À Dadaab, la DDC finance un projet destiné à favoriser l’intégration sociale et l’autonomie économique des réfugiés. Elle soutient dans ce cadre l’organisation Inkomoko, spécialisée dans les aides financières au démarrage et les services de conseil. Cette organisation fournit à des réfugiés du camp de Dadaab le capital et les connaissances dont ils ont besoin pour développer leur entreprise de manière indépendante. Dans un pays où l’intégration des réfugiés dans la société demeure un processus lent, le projet mené dans le camp de Dadaab joue un rôle important : par la création d’emplois et de revenus, il stimule l’économie locale et aide les réfugiés à vivre dans la dignité et à nourrir l’espoir d’un avenir meilleur.
Afrique de l’Ouest et du Nord : protéger les enfants et les jeunes sur les routes migratoires

Plus de 5 millions d’enfants et de jeunes se retrouvent pour différentes raisons sur les routes migratoires en Afrique de l’Ouest et du Nord. Les facteurs de mobilité varient : ils sont notamment liés à l’insécurité, aux violences armées, aux crises politique et climatiques, à la dégradation des ressources naturelles, mais ils renvoient aussi à des traditions familiales ou à la quête d’opportunités socio-économiques. Cette mobilité présente à la fois des avantages mais aussi de nombreux risques.
Face à ces défis, la DDC a lancé en 2022 le projet « Enfants et jeunes sur les routes migratoires », destiné à garantir une mobilité plus sûre et à protéger ces groupes exposés à divers types de vulnérabilité, particulièrement les jeunes filles.
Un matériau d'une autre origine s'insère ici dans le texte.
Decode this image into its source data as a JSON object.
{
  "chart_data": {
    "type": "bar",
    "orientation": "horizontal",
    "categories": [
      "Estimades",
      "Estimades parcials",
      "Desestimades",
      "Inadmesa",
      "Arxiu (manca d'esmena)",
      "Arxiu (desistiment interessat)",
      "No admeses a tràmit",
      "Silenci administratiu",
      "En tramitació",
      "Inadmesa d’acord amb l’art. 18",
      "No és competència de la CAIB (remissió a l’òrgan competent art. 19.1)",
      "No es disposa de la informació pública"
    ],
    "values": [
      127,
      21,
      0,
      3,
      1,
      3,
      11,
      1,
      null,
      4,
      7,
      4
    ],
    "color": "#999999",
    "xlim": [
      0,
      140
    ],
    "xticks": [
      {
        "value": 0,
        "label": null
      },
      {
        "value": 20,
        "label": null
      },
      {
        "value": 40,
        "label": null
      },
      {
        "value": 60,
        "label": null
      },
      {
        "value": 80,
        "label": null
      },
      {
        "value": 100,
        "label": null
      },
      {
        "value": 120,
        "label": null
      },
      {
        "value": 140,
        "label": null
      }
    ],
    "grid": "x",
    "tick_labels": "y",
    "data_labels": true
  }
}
Ce projet, mis en œuvre par Helvetas, Terre des Hommes et la Coopération allemande (GIZ), s’étend sur cinq pays : Tunisie, Maroc, Guinée, Mali, Niger et Sénégal.
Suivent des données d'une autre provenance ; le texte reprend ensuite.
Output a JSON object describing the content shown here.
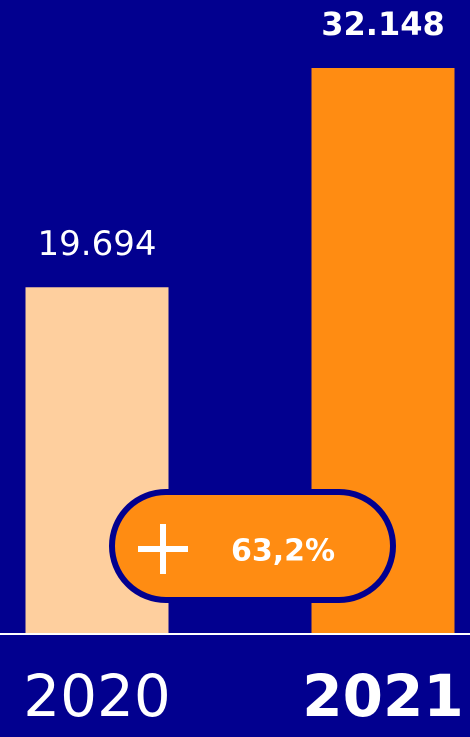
{
  "chart_data": {
    "type": "bar",
    "categories": [
      "2020",
      "2021"
    ],
    "values": [
      19694,
      32148
    ],
    "value_labels": [
      "19.694",
      "32.148"
    ],
    "colors": [
      "#fecf9e",
      "#ff8c12"
    ],
    "highlight": 1,
    "annotation": "63,2%"
  }
}
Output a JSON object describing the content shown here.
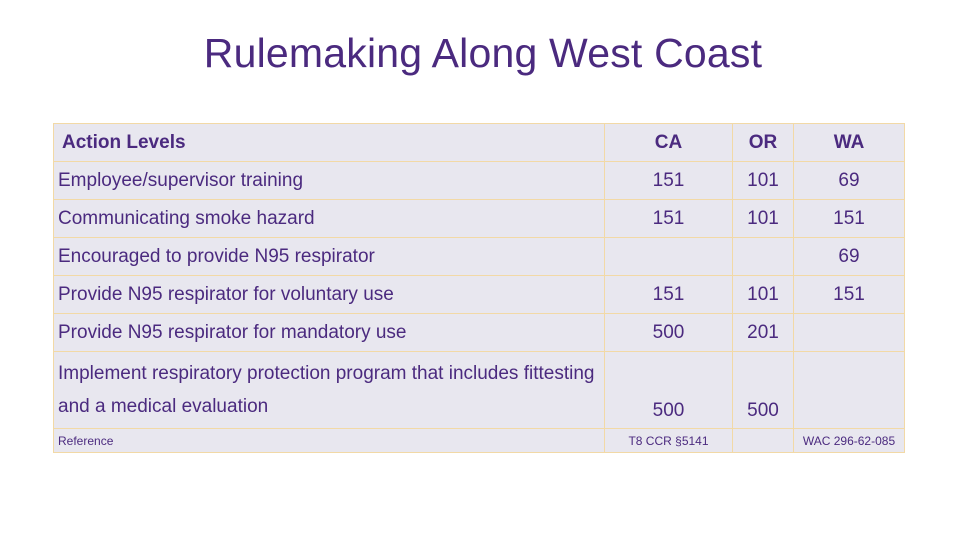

Dans le cadre de son volet protection, le projet a créé par exemple des guichets uniques servant de centres d’accueil pour les enfants et les jeunes migrants. Des équipes mobiles identifient les jeunes et les orientent vers ces guichets, où leur situation est évaluée. Ils sont ensuite dirigés vers des structures adaptées, où ils bénéficient d’un accompagnement personnalisé, incluant des soins médicaux, un soutien psychosocial, des services d’orientation scolaire, professionnelle et d’insertion socio-économique. Des kits alimentaires sont également distribués pour répondre aux besoins urgents. Enfin, lorsque les conditions le permettent, des regroupements familiaux sont envisagées avec les parents.
Les pays cités manquent souvent de services adaptés pour soutenir ces jeunes migrants. C’est pourquoi la DDC mène en parallèle un dialogue avec les autorités nationales et locales afin de renforcer leurs capacités à fournir des services de base et à mieux intégrer les enjeux migratoires dans les politiques publiques.
En apportant une réponse coordonnée aux besoins des enfants et des jeunes, ce projet permet de protéger un groupe vulnérable tout en renforçant les capacités locales et nationales à gérer la migration.